Absorption Minister Yuli Edelstein (Likud), a supporter of the settlers, said in an interview with Israel Radio that he “hopes that the prime minister did not know of the intent to evacuate."
"I heard the prime minister, I spoke with the prime minister, and these actions have crossed the line," Edelstein said.
According to Edelstein, the evacuation of the settlers should have been coordinated, and not have come as a surprise carried out by a special police unit.
"Anything is preferable to the kind of surprise we’re experiencing right now," he added. "I am calling on the prime minister to put a stop to this once and for all.”
Earlier on Wednesday, defense officials said that Defense Minister Ehud Barak and a ministerial committee agreed that the house will be evacuated by April 26.
Disagreements whether to evacuate the settlers caused a fiery debate inside the government.
Ya’alon, who participated in the special ministerial meeting on Tuesday night, criticized Barak's decision and said that authority over issues regarding Judea and Samaria settlements must be taken away from Barak, and given to a committee of ministers. “Barak is not solving any problems or signing any urban building plans.”
“Ehud Barak is acting against the government and against the settlements in Judea and Samaria, all that he is doing is fanning the flames,” Ya'alon said Wednesday during a closed discussion.
"It is imperative to check that the settler’s documents of sale are not counterfeit. If it turns out that they are in order, the purchase must be approved and the settlers allowed entry. This is not a national, or a defense issues, the property rights need to be checked.

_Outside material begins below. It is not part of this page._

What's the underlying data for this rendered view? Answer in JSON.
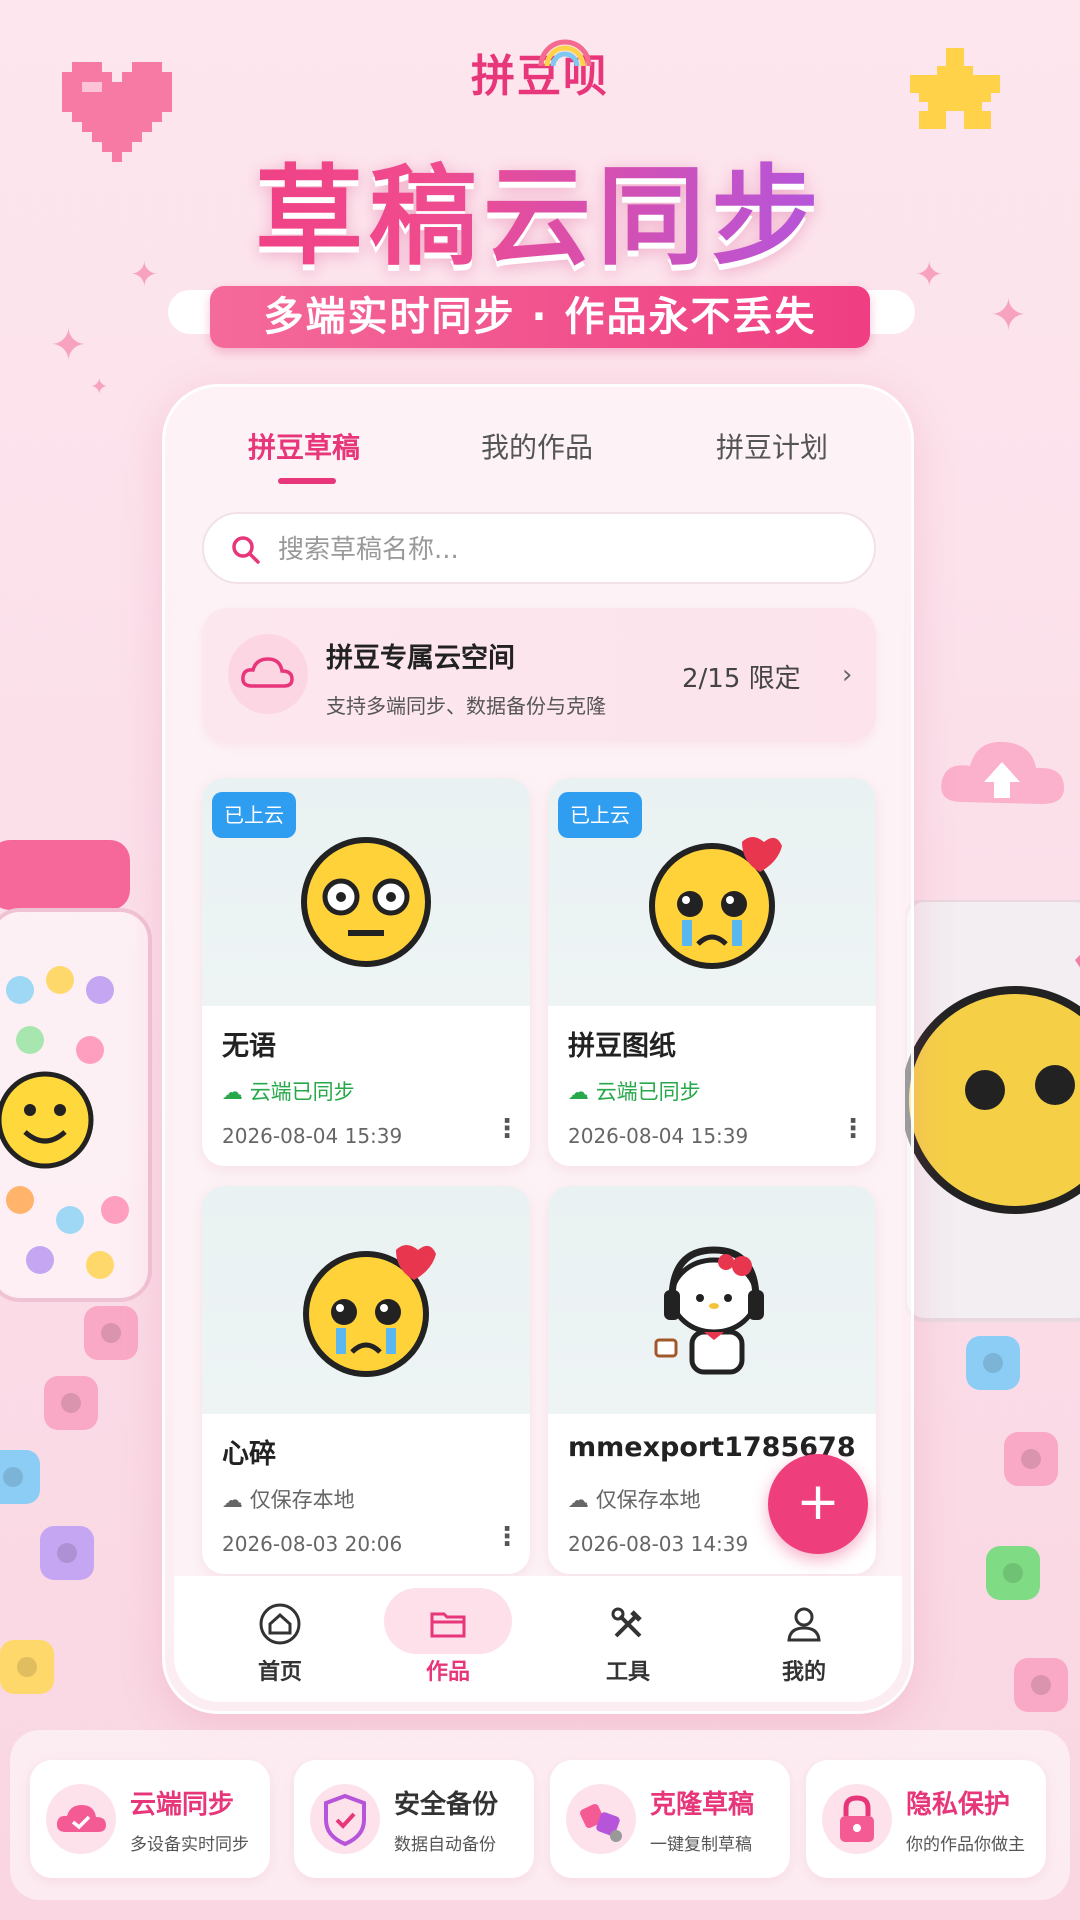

Why does the defense minister claim that such a check will take weeks when it can be done in a few days?”
Defense Minister Ehud Barak fired back at Ya'alon on Wednesday, claiming that the deputy prime minister is making comments against him out of political considerations.
“Unfortunately, Minister Ya’alon is combining cheap political concerns with defense decisions, harming the government’s ability to protect democracy and law and order," officials close to Barak said.
A senior defense official with knowledge of the details of the meeting explained that a decision was reached to evacuate the house if in fact it has been occupied illegally, considering the fact that settlers entered the house without the proper permits from the Civil Administration.